Excessive Costs for Consumers
The result of all this is that system costs are rising so fast that a pro-market government has instructed a market regulator to intervene in the free operation of markets by imposing a cap on consumer electricity prices.
The poor design of market mechanisms means that all manner of levies and charges are added to electricity bills. A couple of decades ago, these totalled under 25% of consumers’ bills, paying for grid upkeep, and balancing and ancillary services. Now they account for over 50% and still rising inexorably. This in turn means that plants are deriving a majority of their revenues from activities other than providing energy and the services necessary to maintain the grid, distorting market price signals; the price cap distorts them further.
An Alternative Approach
There is a very simple alternative approach to the regulation and contracting a 21st-century electricity system, which can be implemented step-by-step rather than as a “big bang”. Not only will it deliver the major capital investment required by the system, and the total systems cost reductions, but also new technologies, innovation and “cleanness” (lack of emissions and other pollutants, and could include other considerations such as resource scarcity) can be incentivised without a penny of subsidy.

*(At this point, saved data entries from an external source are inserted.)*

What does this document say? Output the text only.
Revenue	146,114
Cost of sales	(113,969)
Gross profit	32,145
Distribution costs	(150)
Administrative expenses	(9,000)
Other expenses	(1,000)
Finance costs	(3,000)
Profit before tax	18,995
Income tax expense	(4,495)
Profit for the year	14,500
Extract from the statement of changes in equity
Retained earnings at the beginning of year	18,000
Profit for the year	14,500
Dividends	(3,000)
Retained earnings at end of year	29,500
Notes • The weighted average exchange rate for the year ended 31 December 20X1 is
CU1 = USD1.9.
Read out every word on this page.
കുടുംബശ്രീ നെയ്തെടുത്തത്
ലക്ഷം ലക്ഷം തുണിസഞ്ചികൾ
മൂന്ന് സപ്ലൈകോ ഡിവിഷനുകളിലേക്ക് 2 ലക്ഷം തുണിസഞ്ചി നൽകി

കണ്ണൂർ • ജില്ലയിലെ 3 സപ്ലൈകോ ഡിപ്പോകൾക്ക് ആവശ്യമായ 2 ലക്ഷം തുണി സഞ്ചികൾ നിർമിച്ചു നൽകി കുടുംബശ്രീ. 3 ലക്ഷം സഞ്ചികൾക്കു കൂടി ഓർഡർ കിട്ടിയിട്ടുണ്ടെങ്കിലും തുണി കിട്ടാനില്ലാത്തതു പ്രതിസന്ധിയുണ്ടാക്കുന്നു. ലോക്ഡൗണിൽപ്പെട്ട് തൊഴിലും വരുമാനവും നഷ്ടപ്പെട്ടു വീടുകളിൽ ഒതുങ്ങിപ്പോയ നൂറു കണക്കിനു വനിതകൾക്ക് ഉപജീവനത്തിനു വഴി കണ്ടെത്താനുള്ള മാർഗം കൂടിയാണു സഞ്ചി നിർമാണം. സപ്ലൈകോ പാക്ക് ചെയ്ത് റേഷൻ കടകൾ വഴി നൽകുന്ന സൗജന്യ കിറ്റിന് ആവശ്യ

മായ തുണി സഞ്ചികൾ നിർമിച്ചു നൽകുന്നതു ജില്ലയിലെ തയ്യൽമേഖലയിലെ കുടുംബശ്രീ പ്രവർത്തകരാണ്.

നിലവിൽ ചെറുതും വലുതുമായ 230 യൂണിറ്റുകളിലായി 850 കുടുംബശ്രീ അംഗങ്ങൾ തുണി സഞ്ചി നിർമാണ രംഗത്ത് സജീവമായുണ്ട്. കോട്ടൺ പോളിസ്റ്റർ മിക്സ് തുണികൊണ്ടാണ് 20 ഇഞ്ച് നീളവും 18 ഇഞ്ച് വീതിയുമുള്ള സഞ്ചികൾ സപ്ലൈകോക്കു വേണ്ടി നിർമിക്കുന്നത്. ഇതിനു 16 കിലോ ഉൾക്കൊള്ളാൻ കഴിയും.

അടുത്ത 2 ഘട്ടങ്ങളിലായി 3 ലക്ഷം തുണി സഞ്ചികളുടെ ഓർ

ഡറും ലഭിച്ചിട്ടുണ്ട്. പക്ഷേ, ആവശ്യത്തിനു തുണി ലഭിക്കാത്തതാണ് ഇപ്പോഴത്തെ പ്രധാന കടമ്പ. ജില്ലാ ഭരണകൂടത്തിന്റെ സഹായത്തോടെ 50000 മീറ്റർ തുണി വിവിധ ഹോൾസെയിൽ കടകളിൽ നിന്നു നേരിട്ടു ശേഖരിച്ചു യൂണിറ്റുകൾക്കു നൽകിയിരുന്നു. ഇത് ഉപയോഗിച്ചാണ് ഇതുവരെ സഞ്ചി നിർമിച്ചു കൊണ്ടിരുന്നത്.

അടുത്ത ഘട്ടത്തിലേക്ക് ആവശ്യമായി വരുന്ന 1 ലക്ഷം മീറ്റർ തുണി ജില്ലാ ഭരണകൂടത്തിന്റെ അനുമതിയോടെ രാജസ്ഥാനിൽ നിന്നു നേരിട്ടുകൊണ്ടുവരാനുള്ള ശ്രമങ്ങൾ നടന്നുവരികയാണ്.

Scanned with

If the government then wishes to encourage the development of other technologies, any funding would be entirely separate and additional. This would reduce greatly the cost of such public funding, as it would only have to cover a proportion (subject to match funding) of the difference between commercial and developmental costs.
Matched with this are other ways to incentivise R&D, first-of-a-kind plants and clean technologies, by the finance ministry and others. The more such measures are combined, the more affordable, reliable and resilient will be the energy transition and subsequent Net Zero energy system.